You know how, in books where the hero and heroine start out as antagonists, often you don't really understand how they get from that point to falling in love? Well, that's very definitely not the case here. The change in the relationship between Lucas and Sascha is very gradual and natural, especially the change in Lucas' attitude. There was always a certain tenderness and protectiveness in his feelings about Sascha, but at first it was tempered by mistrust. That mistrust slowly lifts in a way that feels perfectly believable, and only the good feelings are left.
And Sascha! It was a beautiful thing to watch her slowly become more and more comfortable with all the different and powerful things she's feeling, and to gradually open to Lucas and the rest of the Pack. I just loved the development of her relationship with the other changelings, those scenes were just as affecting as the scenes with Lucas.

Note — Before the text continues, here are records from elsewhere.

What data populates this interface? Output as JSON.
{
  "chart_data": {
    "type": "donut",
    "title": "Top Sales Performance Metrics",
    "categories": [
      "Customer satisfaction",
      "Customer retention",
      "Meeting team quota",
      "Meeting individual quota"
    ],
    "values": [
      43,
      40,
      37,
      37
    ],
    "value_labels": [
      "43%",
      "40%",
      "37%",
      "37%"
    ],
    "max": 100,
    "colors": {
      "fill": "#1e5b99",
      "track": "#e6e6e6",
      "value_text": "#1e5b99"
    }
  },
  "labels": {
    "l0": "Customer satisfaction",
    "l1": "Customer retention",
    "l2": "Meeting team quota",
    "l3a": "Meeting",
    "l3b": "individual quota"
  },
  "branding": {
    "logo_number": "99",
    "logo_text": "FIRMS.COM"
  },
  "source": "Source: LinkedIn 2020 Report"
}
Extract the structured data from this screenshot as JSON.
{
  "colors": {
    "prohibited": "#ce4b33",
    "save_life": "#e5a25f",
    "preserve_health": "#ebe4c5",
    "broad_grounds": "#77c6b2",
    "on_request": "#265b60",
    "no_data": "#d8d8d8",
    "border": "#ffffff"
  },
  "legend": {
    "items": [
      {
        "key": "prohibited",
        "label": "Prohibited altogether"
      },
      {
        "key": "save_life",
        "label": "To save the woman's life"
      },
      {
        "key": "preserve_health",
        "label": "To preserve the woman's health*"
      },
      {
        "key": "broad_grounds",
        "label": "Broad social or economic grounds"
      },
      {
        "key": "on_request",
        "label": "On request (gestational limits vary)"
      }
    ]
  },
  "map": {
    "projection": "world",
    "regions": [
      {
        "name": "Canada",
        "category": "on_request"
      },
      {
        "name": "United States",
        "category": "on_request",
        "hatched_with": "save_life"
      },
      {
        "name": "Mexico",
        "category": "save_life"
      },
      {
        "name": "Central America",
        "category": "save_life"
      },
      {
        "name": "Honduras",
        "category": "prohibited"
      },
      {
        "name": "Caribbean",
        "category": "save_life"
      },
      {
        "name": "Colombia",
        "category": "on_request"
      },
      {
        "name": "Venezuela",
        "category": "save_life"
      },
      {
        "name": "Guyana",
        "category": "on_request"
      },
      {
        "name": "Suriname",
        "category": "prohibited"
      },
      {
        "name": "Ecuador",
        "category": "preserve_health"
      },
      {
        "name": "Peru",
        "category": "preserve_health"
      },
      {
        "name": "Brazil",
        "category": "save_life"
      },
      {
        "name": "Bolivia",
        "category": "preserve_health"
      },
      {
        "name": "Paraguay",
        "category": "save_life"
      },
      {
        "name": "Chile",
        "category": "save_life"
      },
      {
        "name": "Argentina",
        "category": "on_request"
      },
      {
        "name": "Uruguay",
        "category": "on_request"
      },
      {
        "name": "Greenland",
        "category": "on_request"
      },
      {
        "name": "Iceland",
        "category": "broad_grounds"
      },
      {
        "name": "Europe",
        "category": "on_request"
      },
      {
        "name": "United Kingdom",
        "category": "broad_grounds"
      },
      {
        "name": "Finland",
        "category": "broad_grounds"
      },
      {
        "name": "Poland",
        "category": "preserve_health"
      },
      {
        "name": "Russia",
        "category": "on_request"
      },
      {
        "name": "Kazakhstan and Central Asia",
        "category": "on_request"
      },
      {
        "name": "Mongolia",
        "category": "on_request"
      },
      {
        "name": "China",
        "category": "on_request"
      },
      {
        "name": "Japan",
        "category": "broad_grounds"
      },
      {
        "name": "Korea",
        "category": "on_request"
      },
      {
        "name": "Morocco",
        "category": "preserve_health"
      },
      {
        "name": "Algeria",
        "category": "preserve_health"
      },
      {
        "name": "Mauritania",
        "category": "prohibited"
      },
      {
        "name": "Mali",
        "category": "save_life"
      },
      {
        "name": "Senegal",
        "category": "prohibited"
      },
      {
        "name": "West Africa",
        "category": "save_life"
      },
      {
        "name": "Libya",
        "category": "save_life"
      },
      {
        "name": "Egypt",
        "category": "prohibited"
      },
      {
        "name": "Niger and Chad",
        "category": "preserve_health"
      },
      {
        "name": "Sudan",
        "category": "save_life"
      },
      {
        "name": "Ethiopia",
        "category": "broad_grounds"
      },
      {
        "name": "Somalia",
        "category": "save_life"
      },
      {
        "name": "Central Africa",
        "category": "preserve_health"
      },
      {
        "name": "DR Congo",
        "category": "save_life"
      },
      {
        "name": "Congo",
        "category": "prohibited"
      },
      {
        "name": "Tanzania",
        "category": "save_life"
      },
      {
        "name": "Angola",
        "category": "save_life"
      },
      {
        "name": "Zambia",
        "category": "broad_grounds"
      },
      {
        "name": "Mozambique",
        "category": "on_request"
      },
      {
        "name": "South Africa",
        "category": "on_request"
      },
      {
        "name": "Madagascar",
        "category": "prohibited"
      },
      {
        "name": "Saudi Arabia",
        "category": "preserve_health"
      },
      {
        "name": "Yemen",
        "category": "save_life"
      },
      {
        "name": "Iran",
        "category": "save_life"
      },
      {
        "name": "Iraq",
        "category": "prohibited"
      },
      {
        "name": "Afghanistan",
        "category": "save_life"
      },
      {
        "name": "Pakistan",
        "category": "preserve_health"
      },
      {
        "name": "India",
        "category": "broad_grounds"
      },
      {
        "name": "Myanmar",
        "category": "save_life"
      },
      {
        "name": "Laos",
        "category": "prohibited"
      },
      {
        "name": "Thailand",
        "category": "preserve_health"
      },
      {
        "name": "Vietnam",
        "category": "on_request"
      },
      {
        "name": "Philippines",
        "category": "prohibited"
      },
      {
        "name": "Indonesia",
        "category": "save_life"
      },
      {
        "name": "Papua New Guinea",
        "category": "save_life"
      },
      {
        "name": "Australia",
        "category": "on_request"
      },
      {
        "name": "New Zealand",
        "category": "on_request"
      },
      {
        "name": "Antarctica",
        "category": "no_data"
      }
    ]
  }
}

The universe in which the story is set is fascinating and complex, but Singh makes it easy to understand and to follow. She gives us exactly the right amount of information, neither so much that it bogs down the story, nor so little that the world-building feels half-baked. It's just enough, even though it includes some tantalizing hints about stuff I would have loved to know much more about. I think the reason it worked so well is in that you got the feeling that the author had thought about all this stuff, that if we're not being told about something, it's because it'll either be more developed in the future or because they're not relevant and would only clutter the story.
The next book is set in the same universe, and I really have to commend the author because at no time did any scene feel like sequel baiting. She did introduce quite a few interesting and well-drawn secondary charactes, any of which I would be very interested in reading about in a future book, but none of them were parading around, waving placards reading "future hero here". Authors, take note. That's the way it should be done!
The only negative I could find in STS is that the ending felt a bit anticlimactic. After the big final scene there's a longish bit that, though really needed to close certain things and give us a HEA, felt a bit too slow.
But this is just a very tiny niggle. On the whole, STS was pretty much perfect!